The appeal of Assadism seems so obscurantist, so anti-intellectual & ignorant, almost cultish, & in fact large tendencies within Assadism are all of those. The dominant currents of Assadism, represented in the Hands Off Syria Coalition, are of course practitioners of realpolitik & defenders of dictatorship.
The essence of support for Assadist ideology is profound ignorance & prejudice of most westerners against Arabs & against Islam. US public schools still don’t teach Black & Native American history & until the civil rights movement even colleges didn’t teach those histories without lies & degradations.
So when it comes to Middle East history, the simple-minded misrepresentations used in Islamophobia found receptivity among liberals & socialists alike. Portraying Muslim women as beaten down & needing emancipation by US Marines became a rallying cry even among feminists & the veil became a symbol of their oppression. But if you go to the local University of Texas library, the section on Arab & Muslim feminism is a mile long–not just about them, but by them.
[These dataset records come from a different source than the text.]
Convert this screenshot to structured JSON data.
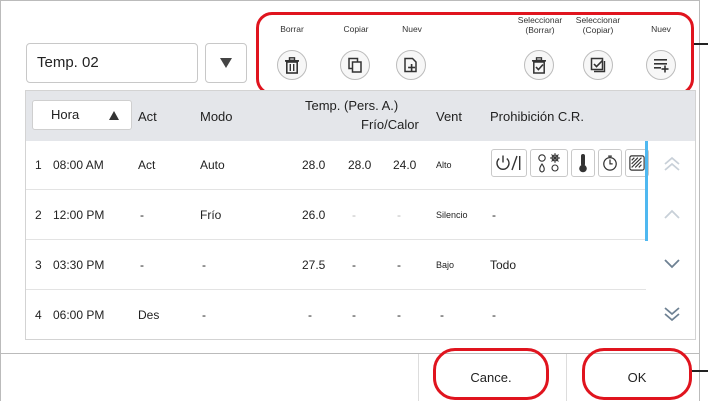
{
  "schedule": {
    "name": "Temp. 02"
  },
  "toolbar": {
    "borrar": "Borrar",
    "copiar": "Copiar",
    "nuevo": "Nuev",
    "sel_borrar_1": "Seleccionar",
    "sel_borrar_2": "(Borrar)",
    "sel_copiar_1": "Seleccionar",
    "sel_copiar_2": "(Copiar)",
    "nuevo2": "Nuev"
  },
  "table": {
    "headers": {
      "hora": "Hora",
      "act": "Act",
      "modo": "Modo",
      "temp_1": "Temp. (Pers. A.)",
      "temp_2": "Frío/Calor",
      "vent": "Vent",
      "prohib": "Prohibición C.R."
    },
    "rows": [
      {
        "num": "1",
        "time": "08:00 AM",
        "act": "Act",
        "mode": "Auto",
        "t1": "28.0",
        "t2": "28.0",
        "t3": "24.0",
        "fan": "Alto",
        "prohib": ""
      },
      {
        "num": "2",
        "time": "12:00 PM",
        "act": "-",
        "mode": "Frío",
        "t1": "26.0",
        "t2": "-",
        "t3": "-",
        "fan": "Silencio",
        "prohib": "-"
      },
      {
        "num": "3",
        "time": "03:30 PM",
        "act": "-",
        "mode": "-",
        "t1": "27.5",
        "t2": "-",
        "t3": "-",
        "fan": "Bajo",
        "prohib": "Todo"
      },
      {
        "num": "4",
        "time": "06:00 PM",
        "act": "Des",
        "mode": "-",
        "t1": "-",
        "t2": "-",
        "t3": "-",
        "fan": "-",
        "prohib": "-"
      }
    ]
  },
  "inhibit_icons": [
    "power-onoff-icon",
    "mode-icon",
    "thermometer-icon",
    "timer-icon",
    "fan-speed-icon"
  ],
  "footer": {
    "cancel": "Cance.",
    "ok": "OK"
  },
  "colors": {
    "highlight": "#e0141e",
    "scrollbar": "#4fb8f0",
    "header_bg": "#e4e6ea"
  }
}
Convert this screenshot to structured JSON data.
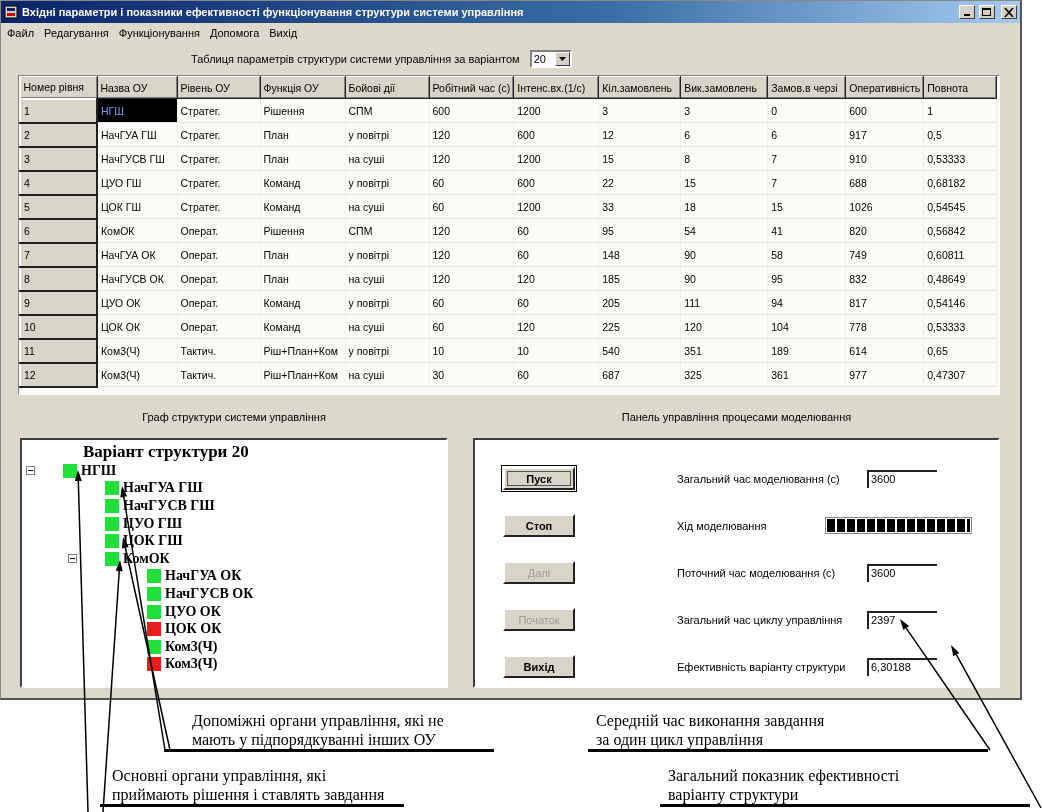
{
  "window": {
    "title": "Вхідні параметри і показники ефективності функціонування структури системи управління",
    "menu": [
      "Файл",
      "Редагування",
      "Функціонування",
      "Допомога",
      "Вихід"
    ]
  },
  "variant_selector": {
    "label": "Таблиця параметрів структури системи управління за варіантом",
    "value": "20"
  },
  "table": {
    "columns": [
      "Номер рівня",
      "Назва ОУ",
      "Рівень ОУ",
      "Функція ОУ",
      "Бойові дії",
      "Робітний час (с)",
      "Інтенс.вх.(1/с)",
      "Кіл.замовлень",
      "Вик.замовлень",
      "Замов.в черзі",
      "Оперативність",
      "Повнота"
    ],
    "rows": [
      {
        "selected": true,
        "cells": [
          "1",
          "НГШ",
          "Стратег.",
          "Рішення",
          "СПМ",
          "600",
          "1200",
          "3",
          "3",
          "0",
          "600",
          "1"
        ]
      },
      {
        "selected": false,
        "cells": [
          "2",
          "НачГУА ГШ",
          "Стратег.",
          "План",
          "у повітрі",
          "120",
          "600",
          "12",
          "6",
          "6",
          "917",
          "0,5"
        ]
      },
      {
        "selected": false,
        "cells": [
          "3",
          "НачГУСВ ГШ",
          "Стратег.",
          "План",
          "на суші",
          "120",
          "1200",
          "15",
          "8",
          "7",
          "910",
          "0,53333"
        ]
      },
      {
        "selected": false,
        "cells": [
          "4",
          "ЦУО ГШ",
          "Стратег.",
          "Команд",
          "у повітрі",
          "60",
          "600",
          "22",
          "15",
          "7",
          "688",
          "0,68182"
        ]
      },
      {
        "selected": false,
        "cells": [
          "5",
          "ЦОК ГШ",
          "Стратег.",
          "Команд",
          "на суші",
          "60",
          "1200",
          "33",
          "18",
          "15",
          "1026",
          "0,54545"
        ]
      },
      {
        "selected": false,
        "cells": [
          "6",
          "КомОК",
          "Операт.",
          "Рішення",
          "СПМ",
          "120",
          "60",
          "95",
          "54",
          "41",
          "820",
          "0,56842"
        ]
      },
      {
        "selected": false,
        "cells": [
          "7",
          "НачГУА ОК",
          "Операт.",
          "План",
          "у повітрі",
          "120",
          "60",
          "148",
          "90",
          "58",
          "749",
          "0,60811"
        ]
      },
      {
        "selected": false,
        "cells": [
          "8",
          "НачГУСВ ОК",
          "Операт.",
          "План",
          "на суші",
          "120",
          "120",
          "185",
          "90",
          "95",
          "832",
          "0,48649"
        ]
      },
      {
        "selected": false,
        "cells": [
          "9",
          "ЦУО ОК",
          "Операт.",
          "Команд",
          "у повітрі",
          "60",
          "60",
          "205",
          "111",
          "94",
          "817",
          "0,54146"
        ]
      },
      {
        "selected": false,
        "cells": [
          "10",
          "ЦОК ОК",
          "Операт.",
          "Команд",
          "на суші",
          "60",
          "120",
          "225",
          "120",
          "104",
          "778",
          "0,53333"
        ]
      },
      {
        "selected": false,
        "cells": [
          "11",
          "Ком3(Ч)",
          "Тактич.",
          "Ріш+План+Ком",
          "у повітрі",
          "10",
          "10",
          "540",
          "351",
          "189",
          "614",
          "0,65"
        ]
      },
      {
        "selected": false,
        "cells": [
          "12",
          "Ком3(Ч)",
          "Тактич.",
          "Ріш+План+Ком",
          "на суші",
          "30",
          "60",
          "687",
          "325",
          "361",
          "977",
          "0,47307"
        ]
      }
    ]
  },
  "graph_panel": {
    "title": "Граф структури системи управління",
    "tree": {
      "label": "Варіант структури 20",
      "children": [
        {
          "label": "НГШ",
          "color": "#22e03a",
          "expanded": true,
          "children": [
            {
              "label": "НачГУА ГШ",
              "color": "#22e03a"
            },
            {
              "label": "НачГУСВ ГШ",
              "color": "#22e03a"
            },
            {
              "label": "ЦУО ГШ",
              "color": "#22e03a"
            },
            {
              "label": "ЦОК ГШ",
              "color": "#22e03a"
            },
            {
              "label": "КомОК",
              "color": "#22e03a",
              "expanded": true,
              "children": [
                {
                  "label": "НачГУА ОК",
                  "color": "#22e03a"
                },
                {
                  "label": "НачГУСВ ОК",
                  "color": "#22e03a"
                },
                {
                  "label": "ЦУО ОК",
                  "color": "#22e03a"
                },
                {
                  "label": "ЦОК ОК",
                  "color": "#ee1c1c"
                },
                {
                  "label": "Ком3(Ч)",
                  "color": "#22e03a"
                },
                {
                  "label": "Ком3(Ч)",
                  "color": "#ee1c1c"
                }
              ]
            }
          ]
        }
      ]
    }
  },
  "control_panel": {
    "title": "Панель управління процесами моделювання",
    "buttons": [
      {
        "label": "Пуск",
        "disabled": false,
        "focused": true
      },
      {
        "label": "Стоп",
        "disabled": false,
        "focused": false
      },
      {
        "label": "Далі",
        "disabled": true,
        "focused": false
      },
      {
        "label": "Початок",
        "disabled": true,
        "focused": false
      },
      {
        "label": "Вихід",
        "disabled": false,
        "focused": false
      }
    ],
    "fields": [
      {
        "kind": "input",
        "label": "Загальний час моделювання (с)",
        "value": "3600"
      },
      {
        "kind": "progress",
        "label": "Хід моделювання",
        "level": 1
      },
      {
        "kind": "input",
        "label": "Поточний час моделювання (с)",
        "value": "3600"
      },
      {
        "kind": "input",
        "label": "Загальний час циклу управління",
        "value": "2397"
      },
      {
        "kind": "input",
        "label": "Ефективність варіанту структури",
        "value": "6,30188"
      }
    ]
  },
  "annotations": [
    {
      "text": "Допоміжні органи управління, які не\nмають у підпорядкуванні інших ОУ"
    },
    {
      "text": "Середній час виконання завдання\nза один цикл управління"
    },
    {
      "text": "Основні органи управління, які\nприймають рішення і ставлять завдання"
    },
    {
      "text": "Загальний показник ефективності\nваріанту структури"
    }
  ]
}
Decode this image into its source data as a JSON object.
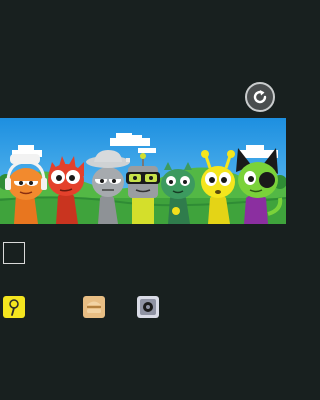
{
  "controls": {
    "reset_icon": "reset-icon",
    "drop_slot": "empty-slot",
    "tiles": [
      {
        "icon": "microphone-icon",
        "color": "#f4e51f"
      },
      {
        "icon": "burger-icon",
        "color": "#e8be84"
      },
      {
        "icon": "speaker-icon",
        "color": "#d9dbe6"
      }
    ]
  },
  "stage": {
    "characters": [
      {
        "name": "orange-headphones",
        "color": "#f28a2e"
      },
      {
        "name": "red-spiky",
        "color": "#e4412c"
      },
      {
        "name": "gray-hat",
        "color": "#a6aaae"
      },
      {
        "name": "green-goggles",
        "color": "#d4df2b"
      },
      {
        "name": "dark-green-antenna",
        "color": "#3c9a5f"
      },
      {
        "name": "yellow-antenna",
        "color": "#f5e61d"
      },
      {
        "name": "green-black-ears",
        "color": "#7ad23a"
      }
    ]
  }
}
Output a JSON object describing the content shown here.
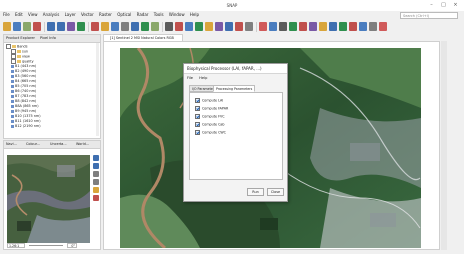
{
  "window": {
    "title": "SNAP",
    "buttons": {
      "minimize": "–",
      "maximize": "□",
      "close": "×"
    }
  },
  "menu": [
    "File",
    "Edit",
    "View",
    "Analysis",
    "Layer",
    "Vector",
    "Raster",
    "Optical",
    "Radar",
    "Tools",
    "Window",
    "Help"
  ],
  "search": {
    "placeholder": "Search (Ctrl+I)"
  },
  "product_explorer": {
    "tabs": [
      "Product Explorer",
      "Pixel Info"
    ],
    "tree": [
      {
        "label": "Bands",
        "level": 0,
        "kind": "folder"
      },
      {
        "label": "sun",
        "level": 1,
        "kind": "folder"
      },
      {
        "label": "view",
        "level": 1,
        "kind": "folder"
      },
      {
        "label": "quality",
        "level": 1,
        "kind": "folder"
      },
      {
        "label": "B1 (443 nm)",
        "level": 1,
        "kind": "band"
      },
      {
        "label": "B2 (490 nm)",
        "level": 1,
        "kind": "band"
      },
      {
        "label": "B3 (560 nm)",
        "level": 1,
        "kind": "band"
      },
      {
        "label": "B4 (665 nm)",
        "level": 1,
        "kind": "band"
      },
      {
        "label": "B5 (705 nm)",
        "level": 1,
        "kind": "band"
      },
      {
        "label": "B6 (740 nm)",
        "level": 1,
        "kind": "band"
      },
      {
        "label": "B7 (783 nm)",
        "level": 1,
        "kind": "band"
      },
      {
        "label": "B8 (842 nm)",
        "level": 1,
        "kind": "band"
      },
      {
        "label": "B8A (865 nm)",
        "level": 1,
        "kind": "band"
      },
      {
        "label": "B9 (945 nm)",
        "level": 1,
        "kind": "band"
      },
      {
        "label": "B10 (1375 nm)",
        "level": 1,
        "kind": "band"
      },
      {
        "label": "B11 (1610 nm)",
        "level": 1,
        "kind": "band"
      },
      {
        "label": "B12 (2190 nm)",
        "level": 1,
        "kind": "band"
      }
    ]
  },
  "navigation": {
    "tabs": [
      "Navi...",
      "Colour...",
      "Uncerta...",
      "World..."
    ],
    "zoom_value": "1.26:1",
    "rotation_value": "0°"
  },
  "image_view": {
    "tab_label": "[1] Sentinel 2 MSI Natural Colors RGB"
  },
  "dialog": {
    "title": "Biophysical Processor (LAI, fAPAR, ...)",
    "menu": [
      "File",
      "Help"
    ],
    "tabs": [
      "I/O Parameters",
      "Processing Parameters"
    ],
    "active_tab": 1,
    "checkboxes": [
      {
        "label": "Compute LAI",
        "checked": true
      },
      {
        "label": "Compute FAPAR",
        "checked": true
      },
      {
        "label": "Compute FVC",
        "checked": true
      },
      {
        "label": "Compute Cab",
        "checked": true
      },
      {
        "label": "Compute CWC",
        "checked": true
      }
    ],
    "run_label": "Run",
    "close_label": "Close"
  },
  "colors": {
    "accent": "#1d5fb3",
    "folder": "#e9c46a",
    "band": "#6a8ec8",
    "vegetation": "#2f5a33"
  },
  "icons": [
    "menu-toolbar-icons",
    "checkbox-checked-icon",
    "zoom-in-icon",
    "zoom-out-icon",
    "pan-icon",
    "sync-icon"
  ]
}
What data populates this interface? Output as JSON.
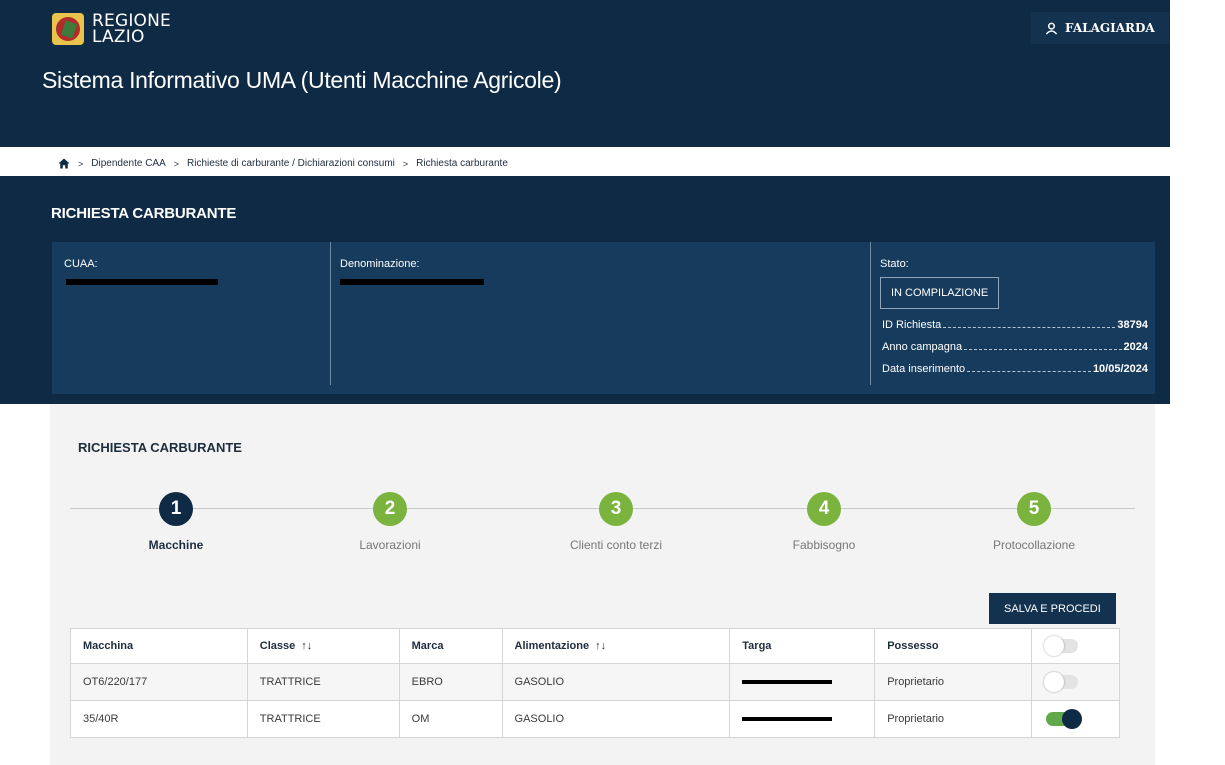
{
  "header": {
    "logo_line1": "REGIONE",
    "logo_line2": "LAZIO",
    "user_name": "FALAGIARDA",
    "app_title": "Sistema Informativo UMA (Utenti Macchine Agricole)"
  },
  "breadcrumb": [
    "Dipendente CAA",
    "Richieste di carburante / Dichiarazioni consumi",
    "Richiesta carburante"
  ],
  "hero": {
    "title": "RICHIESTA CARBURANTE",
    "cuaa_label": "CUAA:",
    "denominazione_label": "Denominazione:",
    "stato_label": "Stato:",
    "status": "IN COMPILAZIONE",
    "details": [
      {
        "label": "ID Richiesta",
        "value": "38794"
      },
      {
        "label": "Anno campagna",
        "value": "2024"
      },
      {
        "label": "Data inserimento",
        "value": "10/05/2024"
      }
    ]
  },
  "panel": {
    "title": "RICHIESTA CARBURANTE",
    "save_label": "SALVA E PROCEDI"
  },
  "steps": [
    {
      "number": "1",
      "label": "Macchine"
    },
    {
      "number": "2",
      "label": "Lavorazioni"
    },
    {
      "number": "3",
      "label": "Clienti conto terzi"
    },
    {
      "number": "4",
      "label": "Fabbisogno"
    },
    {
      "number": "5",
      "label": "Protocollazione"
    }
  ],
  "table": {
    "headers": [
      "Macchina",
      "Classe",
      "Marca",
      "Alimentazione",
      "Targa",
      "Possesso"
    ],
    "rows": [
      {
        "macchina": "OT6/220/177",
        "classe": "TRATTRICE",
        "marca": "EBRO",
        "alimentazione": "GASOLIO",
        "possesso": "Proprietario",
        "selected": false
      },
      {
        "macchina": "35/40R",
        "classe": "TRATTRICE",
        "marca": "OM",
        "alimentazione": "GASOLIO",
        "possesso": "Proprietario",
        "selected": true
      }
    ]
  },
  "colors": {
    "navy": "#0e2a45",
    "panel_blue": "#163b5c",
    "step_active": "#0e2a45",
    "step_green": "#7ab33e",
    "toggle_on": "#61a84a"
  },
  "icons": {
    "home": "home-icon",
    "user": "user-icon",
    "sort": "sort-arrows-icon"
  }
}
Islamophobes are so simple-minded in their portrayals that they need only a one-size-fits-all formula of regime-change to explain Libya, Yemen, Iraq, Syria. With such degraded understanding, they cannot conceive of popular struggles & revolutions for democracy as represented by the Arab Spring uprisings.
Like the portrayal of Blacks & Native Americans in pre-civil rights history & literature, the portrayal of Arabs & Muslims in popular culture is a travesty of social reality. It’s a straight shot from the racist & demeaning depictions of Arabs & Muslims in “Law & Order” episodes or in “Raiders of the Lost Ark” & its sequels to US Islamophobic war propaganda & Assadism.
That’s why it matters that we inform ourselves about the immeasurable political, social, intellectual, cultural, artistic, architectural contributions Arabs & Muslims have made, about their debates, their writings, the individuals who represented different eras.
Sharing this post from Jairus Banaji as part of that education because, believe me, most Americans have no idea about the Arab & Muslim societies which are determining the future of humanity. This essay is about the period roughly between WWI & WWII.
(The German Dadaists he mentions are my favorite era in art; I loved them for their iconoclasm & outrage at the excesses of German capitalism. To be frank, most surrealism in art & literature leaves me cold but they were an important artistic & political current.)
*****
By Jairus Banaji:
April 10th, 2017
“Vienna has been left to a rabble that has torn Renoir’s paintings and burned the writings of Freud in public places. The best works by great German painters such as Max Ernst, Paul Klee, Karl Hoffer, Kokoschka, George Grosz and Kandinsky have been confiscated and replaced by Nazi art of no value. The same recently took place in Rome where a committee was formed to purge literature, and, performing its duties, decided to eliminate works that went against nationalism and race, as well as any work raising pessimism.”
So says “Long live degenerate art!”, manifesto of the Egyptian surrealists dated December 1938.
The signatories included Georges Henein and Albert Cossery, both active in Jama’at al-fann wa al-hurriyyah (JFH) or the Art & Liberty Group, a surrealist collective based in Cairo and part of the International Federation of Independent Revolutionary Art (French acronym FIARI), a network of revolutionary artists conceived and launched by Breton and Trotsky in Mexico (in Frida Kahlo & Diego Rivera’s home) in 1938. When most parts of that network disintegrated in the 1940s, the Cairo surrealists remained active and ‘stubbornly promoted the FIARI programme’.
But “their publications delved into other subjects: antifascist action, anti-imperialism, radical educational reform, Freudian theory, women’s emancipation. Each issue of their newspaper al-Tatawwur (“Evolution”)—the first socialist journal in Egypt since Marxism was outlawed there in 1924 and the first socialist paper to publish completely in Arabic—affirmed some of its concerns in its editorial statement: ‘This review fights against the reactionary spirit, protects the rights of the individual and insists on the right of women to live in freedom. This review fights for modern art and free thought, and presents to young Egypt the movements of today.’ In the second issue of al-Tatawwur, a short statement by Tawfiq Hana’ Allah called “A School of Discontent” summed up the group’s goals: ‘Our primary task is to establish a school where we can teach people how and why they should be discontented, discontented with the chains that bind them and the society whose values are set in stone.’ In one police spy report filed with the Egyptian prime minister, al-Tatawwur was described as a publication dedicated to ‘spread anarchy, destroy morals and religion, and bring about the collapse of the pillars of the social and legal establishment necessary for the running of the country’”.
The photo shows the Egyptian writer Albert Cossery (1913–2008) whose first novel Les Hommes oubliés de Dieu (Men God Forgot) had a profound influence on the great Edwar al-Kharrat and through him on the beginnings of the modernist revolution in Arabic literature. Cossery (based in Paris for most of his life) boasted that he never wrote more than one phrase a day and would never write if he had nothing to say. He was fanatically dedicated to indolence which he described as ‘a form of living inwardly’ and of ‘reflection’.